ひとめぼれ精米は、その米だ。出荷日に精米される。白い粒が、家に届く。炊いた時の香りは、雪国の水と土の記憶を持っている。冬の朝、湯気の立つ飯碗に盛ると、粒がほぐれやすく、噛むたびに甘みが広がる。この米は、味噌汁の具と一緒に食べるために、この町で作られている。漬物、塩辛い野菜の煮物、冬の食卓の中心になる米だ。

雪の中で、酒と温泉が熟成する
雫石の冬は、閉ざされた季節ではなく、熟成の季節だ。町内には複数の温泉がある。鶯宿温泉、国見温泉、網張温泉、玄武温泉。これらは、地下の熱と水が、雪の重さの下で静かに対話する場所だ。
鶯宿温泉の日帰り入浴券は、その体験を家に届ける。源泉かけ流しの湯に浸かる。露天風呂から見える雪景色。帰路、身体が温まったまま、冷たい空気に包まれる。この対比が、雫石の冬の過ごし方だ。

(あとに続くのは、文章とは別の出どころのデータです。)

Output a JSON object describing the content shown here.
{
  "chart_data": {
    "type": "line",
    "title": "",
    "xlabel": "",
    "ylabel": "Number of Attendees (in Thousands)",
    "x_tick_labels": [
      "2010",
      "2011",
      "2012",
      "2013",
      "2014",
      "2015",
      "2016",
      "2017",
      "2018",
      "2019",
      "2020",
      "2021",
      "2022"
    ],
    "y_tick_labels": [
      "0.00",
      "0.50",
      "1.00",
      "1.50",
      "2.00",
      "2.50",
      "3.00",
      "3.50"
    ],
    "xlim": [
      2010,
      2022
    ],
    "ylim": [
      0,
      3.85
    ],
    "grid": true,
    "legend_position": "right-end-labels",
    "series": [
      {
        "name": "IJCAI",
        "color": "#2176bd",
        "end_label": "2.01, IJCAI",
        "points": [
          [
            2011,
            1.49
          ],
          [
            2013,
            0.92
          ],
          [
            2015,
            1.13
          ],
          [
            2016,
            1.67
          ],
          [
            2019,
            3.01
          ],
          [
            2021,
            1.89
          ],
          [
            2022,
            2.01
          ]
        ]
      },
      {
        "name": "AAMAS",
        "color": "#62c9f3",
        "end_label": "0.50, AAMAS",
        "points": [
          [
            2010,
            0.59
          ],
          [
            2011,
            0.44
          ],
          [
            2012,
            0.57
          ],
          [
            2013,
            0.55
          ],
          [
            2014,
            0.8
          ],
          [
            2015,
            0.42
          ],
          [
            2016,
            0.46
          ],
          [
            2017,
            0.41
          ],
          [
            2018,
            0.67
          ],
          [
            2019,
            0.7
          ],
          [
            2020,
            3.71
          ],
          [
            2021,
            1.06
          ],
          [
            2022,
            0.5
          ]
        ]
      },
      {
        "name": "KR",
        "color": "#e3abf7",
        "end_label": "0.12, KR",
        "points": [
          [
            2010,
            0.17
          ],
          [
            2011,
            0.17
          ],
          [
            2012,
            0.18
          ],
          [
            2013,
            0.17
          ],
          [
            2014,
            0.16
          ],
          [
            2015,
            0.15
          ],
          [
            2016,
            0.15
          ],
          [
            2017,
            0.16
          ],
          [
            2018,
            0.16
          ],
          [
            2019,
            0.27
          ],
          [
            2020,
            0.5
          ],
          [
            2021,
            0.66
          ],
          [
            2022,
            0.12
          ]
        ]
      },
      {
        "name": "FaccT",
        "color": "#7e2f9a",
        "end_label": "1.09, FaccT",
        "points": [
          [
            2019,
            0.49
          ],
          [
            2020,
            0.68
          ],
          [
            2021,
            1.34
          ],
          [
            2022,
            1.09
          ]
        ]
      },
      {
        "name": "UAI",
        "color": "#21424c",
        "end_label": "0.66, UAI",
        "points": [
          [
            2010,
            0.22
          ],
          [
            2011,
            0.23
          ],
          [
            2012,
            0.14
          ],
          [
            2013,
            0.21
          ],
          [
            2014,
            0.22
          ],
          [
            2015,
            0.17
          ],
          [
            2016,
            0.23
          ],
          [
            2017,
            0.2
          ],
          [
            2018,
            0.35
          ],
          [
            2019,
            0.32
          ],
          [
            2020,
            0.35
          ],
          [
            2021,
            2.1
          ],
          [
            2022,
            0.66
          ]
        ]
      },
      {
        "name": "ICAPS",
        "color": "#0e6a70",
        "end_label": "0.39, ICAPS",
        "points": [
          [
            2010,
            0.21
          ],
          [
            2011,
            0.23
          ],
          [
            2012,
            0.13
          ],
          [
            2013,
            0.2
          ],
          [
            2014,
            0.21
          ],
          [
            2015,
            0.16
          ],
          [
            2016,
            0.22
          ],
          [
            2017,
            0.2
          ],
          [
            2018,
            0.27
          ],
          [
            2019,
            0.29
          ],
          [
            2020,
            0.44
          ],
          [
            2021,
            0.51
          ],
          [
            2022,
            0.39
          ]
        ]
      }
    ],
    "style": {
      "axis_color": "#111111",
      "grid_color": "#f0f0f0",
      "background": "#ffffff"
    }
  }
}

酒も同じ論理で作られている。にごり酒のセットは、地元の清酒。冬の仕込みで、低温がゆっくり発酵を進める。春に瓶詰めされた酒は、家の冷蔵庫で、さらに熟成を続ける。晩酌の時間に、冷えた盃に注ぐ。米と水と時間が、酒になった形だ。
米を選ぶ時の、もう一つの視点
雫石町の返礼品には、複数の米がある。あきたこまち玄米も、ひとめぼれ玄米も、同じ町で育った。玄米を選ぶなら、糠の香りを活かす調理(玄米ご飯、玄米粥)を想定して。精米を選ぶなら、毎日の食卓、特に冬の味噌汁や漬物との組み合わせを想定して。
町の米は、品種よりも、その土地の季節の厚みを食べることが本質だ。480cm の雪が、一粒一粒に刻まれている。